Panoramic view of the Pali Lookout
Panoramic view of the Pali Lookout

Nuʻuanu Pali

Landforms of OahuCliffs of HawaiiMountain passes of HawaiiHawaiian historyProtected areas of Oahu
4 min read

In 1898, workers widening the road over the Nuuanu Pali unearthed 800 human skulls. They had been lying in the undergrowth for a century, the remains of warriors who were driven off the cliff's edge during one of the bloodiest battles in Hawaiian history. The skulls confirmed what oral tradition had always maintained: this narrow gap in the Koolau Mountains, where trade winds howl through at speeds that can flatten a person, was a place where the fate of an island was decided in a single afternoon.

The Battle That Unified an Island

In 1795, Kamehameha I sailed from his home island of Hawaii with an army of 10,000 warriors, including a handful of foreign advisors and Western weapons. He had already conquered Maui and Molokai. Oahu was next. The island's defenders, led by Chief Kalanikupule, made their stand in Nuuanu Valley, a lush corridor that narrows as it climbs toward the Koolau ridge. Kamehameha's forces pushed them steadily upward, compressing the battle into an ever-tighter space. At the head of the valley, the cliff drops away -- a sheer pali with no retreat. Roughly 400 of Kalanikupule's warriors were forced over the edge or leapt rather than surrender. The Battle of Nuuanu gave Kamehameha control of Oahu and was a decisive step in his unification of the Hawaiian Islands under a single kingdom.

Guardians, Ghosts, and Forbidden Pork

The Pali has accumulated layers of legend as thick as the moss on its rocks. Two large stones near the back of Nuuanu Valley, called Hapuu and Ka-lae-hau-ola, were believed to represent a pair of goddesses who guarded the pass. Travelers left offerings of flowers or kapa -- bark cloth -- to ensure safe passage, and parents buried the umbilical cords of newborns beneath the stones for protection against evil. The pass is also said to be home to a moo wahine, a lizard spirit who takes the form of a beautiful woman and lures male travelers to their deaths off the cliff. Perhaps the most widely observed superstition involves pork: Hawaiian folklore holds that you should never carry it over the Pali, especially at night. The prohibition traces to the rivalry between the volcano goddess Pele and the half-pig god Kamapuaa. Pele would not allow his form -- even as cooked meat -- to cross into her territory.

A Thousand Years of Footsteps

Long before the battle, the Pali served as one of the few traversable crossings in the Koolau range, connecting leeward Honolulu with windward Kailua and Kaneohe. Villages grew along the route, populating Nuuanu Valley for a thousand years. The ancient trail began at Kalanikahua and wound past Kaumakapili Church, along taro patches and streams, up through forest to the gap in the ridge. In 1845, the first formal road was built over the pass.
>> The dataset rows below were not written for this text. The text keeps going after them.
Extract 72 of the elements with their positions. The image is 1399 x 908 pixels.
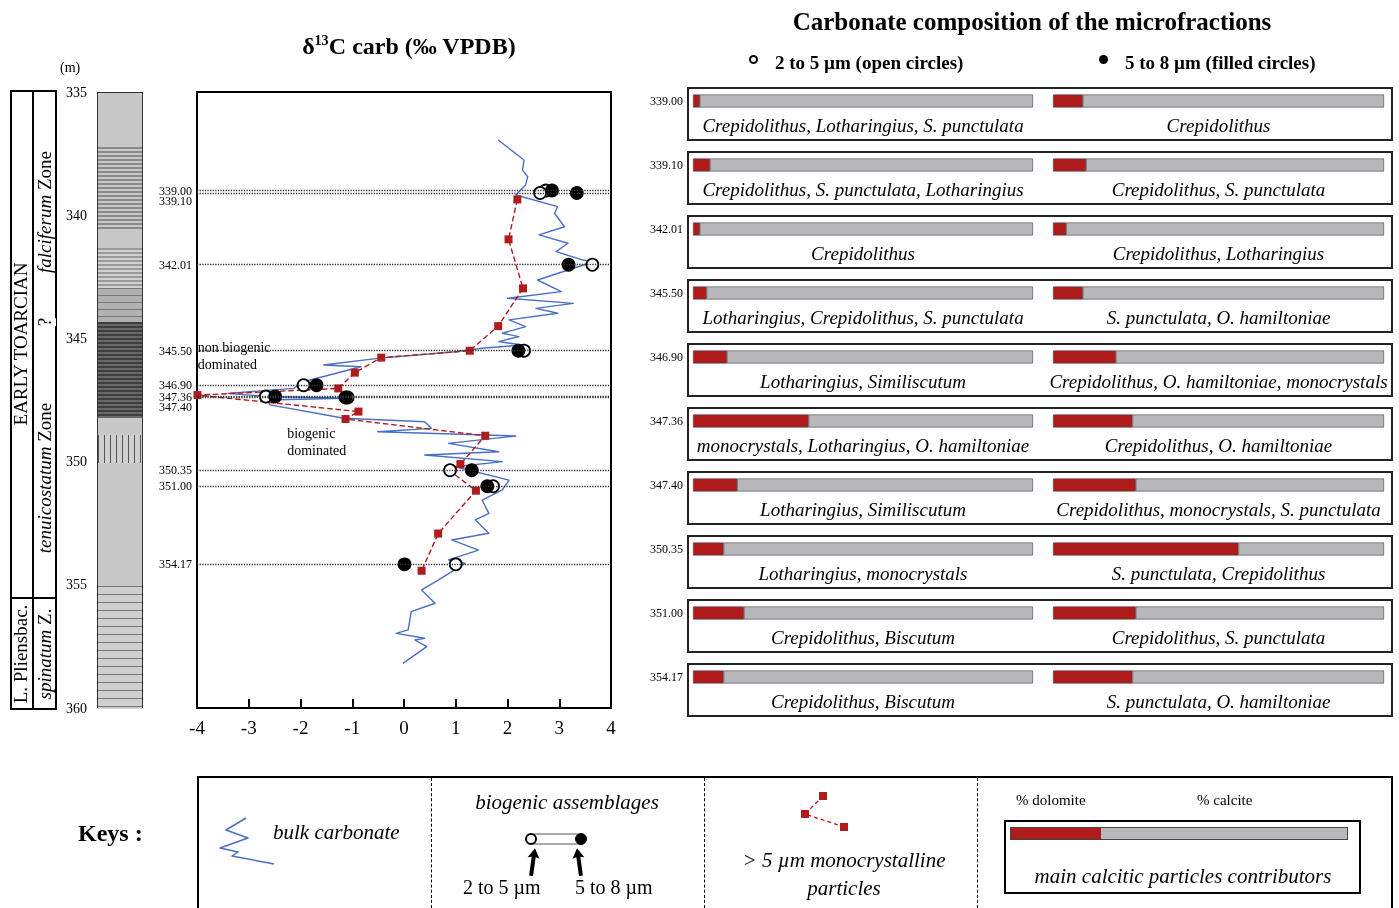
y-tick-label: 339.00 <box>650 94 683 108</box>
x-tick-label: -2 <box>292 717 309 738</box>
annotation: Crepidolithus, S. punctulata, Lotharingius <box>702 178 1024 200</box>
y-tick-label: 346.90 <box>650 350 683 364</box>
annotation: Crepidolithus, O. hamiltoniae <box>1104 434 1333 456</box>
annotation: Lotharingius, Similiscutum <box>759 498 966 520</box>
text: % dolomite <box>1016 792 1086 808</box>
annotation: S. punctulata, Crepidolithus <box>1111 562 1326 584</box>
ref-line-label: 342.01 <box>159 257 192 272</box>
ref-line-label: 350.35 <box>159 463 192 478</box>
text: % calcite <box>1197 792 1253 808</box>
x-tick-label: 2 <box>502 717 513 738</box>
y-axis-title: (m) <box>60 59 81 76</box>
annotation: S. punctulata, O. hamiltoniae <box>1106 306 1331 328</box>
x-tick-label: -4 <box>189 717 206 738</box>
y-tick-label: 360 <box>66 700 87 716</box>
ref-line-label: 339.00 <box>159 183 192 198</box>
annotation: Crepidolithus, O. hamiltoniae, monocrystals <box>1049 370 1388 392</box>
y-tick-label: 335 <box>66 84 87 100</box>
y-tick-label: 347.36 <box>650 414 683 428</box>
x-tick-label: 4 <box>606 717 617 738</box>
x-tick-label: -3 <box>240 717 257 738</box>
y-tick-label: 355 <box>66 577 87 593</box>
annotation: S. punctulata, O. hamiltoniae <box>1106 690 1331 712</box>
text: EARLY TOARCIAN <box>10 262 32 426</box>
annotation: Crepidolithus <box>1166 114 1271 136</box>
annotation: biogenic dominated <box>287 425 347 458</box>
ref-line-label: 351.00 <box>159 479 192 494</box>
annotation: Crepidolithus, S. punctulata <box>1111 626 1326 648</box>
annotation: Crepidolithus, Lotharingius <box>1112 242 1325 264</box>
x-tick-label: 0 <box>399 717 409 738</box>
y-tick-label: 351.00 <box>650 606 683 620</box>
y-tick-label: 347.40 <box>650 478 683 492</box>
y-tick-label: 342.01 <box>650 222 683 236</box>
chart-title: 5 to 8 µm (filled circles) <box>1125 52 1316 74</box>
x-tick-label: -1 <box>344 717 361 738</box>
annotation: Crepidolithus, monocrystals, S. punctulata <box>1056 498 1381 520</box>
text: main calcitic particles contributors <box>1034 864 1332 889</box>
y-tick-label: 354.17 <box>650 670 683 684</box>
chart-subtitle: 2 to 5 µm (open circles) <box>775 52 964 74</box>
annotation: Crepidolithus, Lotharingius, S. punctulata <box>702 114 1024 136</box>
y-tick-label: 350.35 <box>650 542 683 556</box>
annotation: Lotharingius, Similiscutum <box>759 370 966 392</box>
text: bulk carbonate <box>273 820 400 844</box>
ref-line-label: 354.17 <box>159 557 192 572</box>
x-tick-label: 3 <box>554 717 564 738</box>
annotation: Crepidolithus, Biscutum <box>770 626 956 648</box>
y-tick-label: 340 <box>66 207 87 223</box>
text: L. Pliensbac. <box>10 604 32 704</box>
annotation: Crepidolithus, S. punctulata <box>1111 178 1326 200</box>
annotation: Crepidolithus, Biscutum <box>770 690 956 712</box>
y-tick-label: 350 <box>66 454 87 470</box>
text: ? <box>34 317 56 327</box>
text: Keys : <box>78 820 143 847</box>
annotation: Lotharingius, monocrystals <box>757 562 968 584</box>
chart-title: Carbonate composition of the microfractions <box>792 8 1272 35</box>
text: tenuicostatum Zone <box>34 402 56 554</box>
text: 2 to 5 µm <box>463 876 541 898</box>
text: 5 to 8 µm <box>575 876 653 898</box>
y-tick-label: 345.50 <box>650 286 683 300</box>
annotation: Lotharingius, Crepidolithus, S. punctulata <box>701 306 1024 328</box>
text: falciferum Zone <box>34 151 56 273</box>
text: > 5 µm monocrystalline particles <box>742 848 946 900</box>
annotation: monocrystals, Lotharingius, O. hamiltoniae <box>696 434 1030 456</box>
text: biogenic assemblages <box>475 790 659 815</box>
text: spinatum Z. <box>34 608 56 700</box>
y-tick-label: 345 <box>66 330 87 346</box>
ref-line-label: 345.50 <box>159 343 192 358</box>
x-tick-label: 1 <box>451 717 461 738</box>
y-tick-label: 339.10 <box>650 158 683 172</box>
annotation: Crepidolithus <box>811 242 915 264</box>
annotation: non biogenic dominated <box>197 339 275 372</box>
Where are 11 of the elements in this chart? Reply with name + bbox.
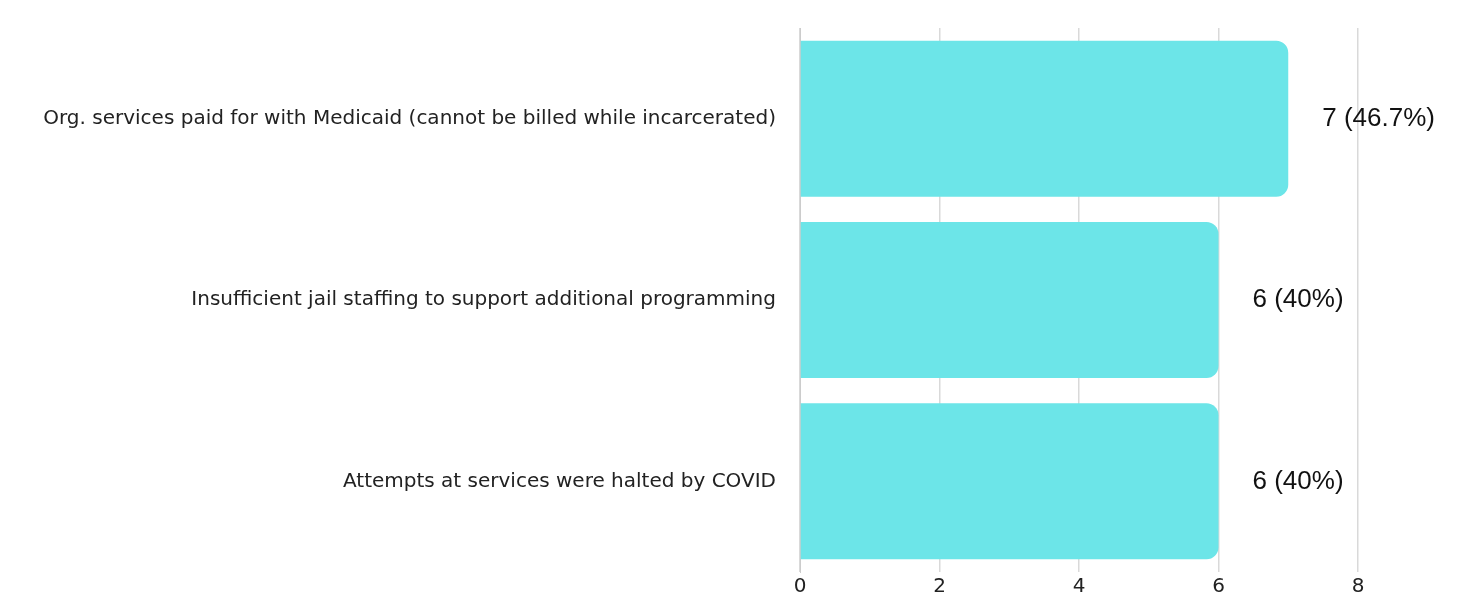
x-tick-label: 2 [933, 573, 946, 598]
data-label: 6 (40%) [1252, 464, 1344, 495]
y-tick-label: Attempts at services were halted by COVID [342, 467, 776, 492]
data-label: 6 (40%) [1252, 283, 1344, 314]
x-tick-label: 8 [1351, 573, 1365, 598]
x-tick-label: 4 [1072, 573, 1086, 598]
x-tick-label: 6 [1212, 573, 1225, 598]
y-tick-label: Insufficient jail staffing to support additional programming [191, 286, 776, 311]
x-tick-label: 0 [793, 573, 807, 598]
data-label: 7 (46.7%) [1322, 101, 1435, 132]
y-tick-label: Org. services paid for with Medicaid (cannot be billed while incarcerated) [43, 104, 776, 129]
It remained the primary route until 1959, when the Pali Highway and its tunnels bored through the cliff rendered the old road obsolete. Today, the decaying remnants of that old road make for a popular hike through thick tropical vegetation, with roots cracking through the asphalt and the canopy closing overhead.

Standing in the Wind

The Nuuanu Pali Lookout sits above the highway tunnels at roughly 1,200 feet elevation, and the experience of standing there is as much physical as visual. Trade winds funnel through the gap with enough force to hold an outstretched jacket like a sail. On strong days, the gusts can genuinely stagger visitors. The panoramic view from the lookout sweeps across the entire windward coast of Oahu -- the town of Kailua, the turquoise expanse of Kaneohe Bay, and the deeply corrugated green ridges of the Koolau range stretching north and south. Clouds often pile against the mountains here, and the light shifts constantly. Jimi Hendrix named a track on his posthumous 1971 album Rainbow Bridge "Pali Gap," translating the Hawaiian into English. The gap deserves the tribute: it is one of those rare places where geology, history, and weather converge with such intensity that you feel all three at once.

From the Air

Located at 21.370N, 157.797W on the Koolau ridge of Oahu. The Pali gap is a prominent notch in the mountain range visible from both the windward and leeward sides. Expect turbulence and strong updrafts near the pass due to trade wind compression. The Nuuanu Pali Tunnels are visible below the lookout. Honolulu International Airport (PHNL) is 7 miles to the southwest. Marine Corps Base Hawaii (PHNG) at Kaneohe Bay is 5 miles to the northeast on the windward side.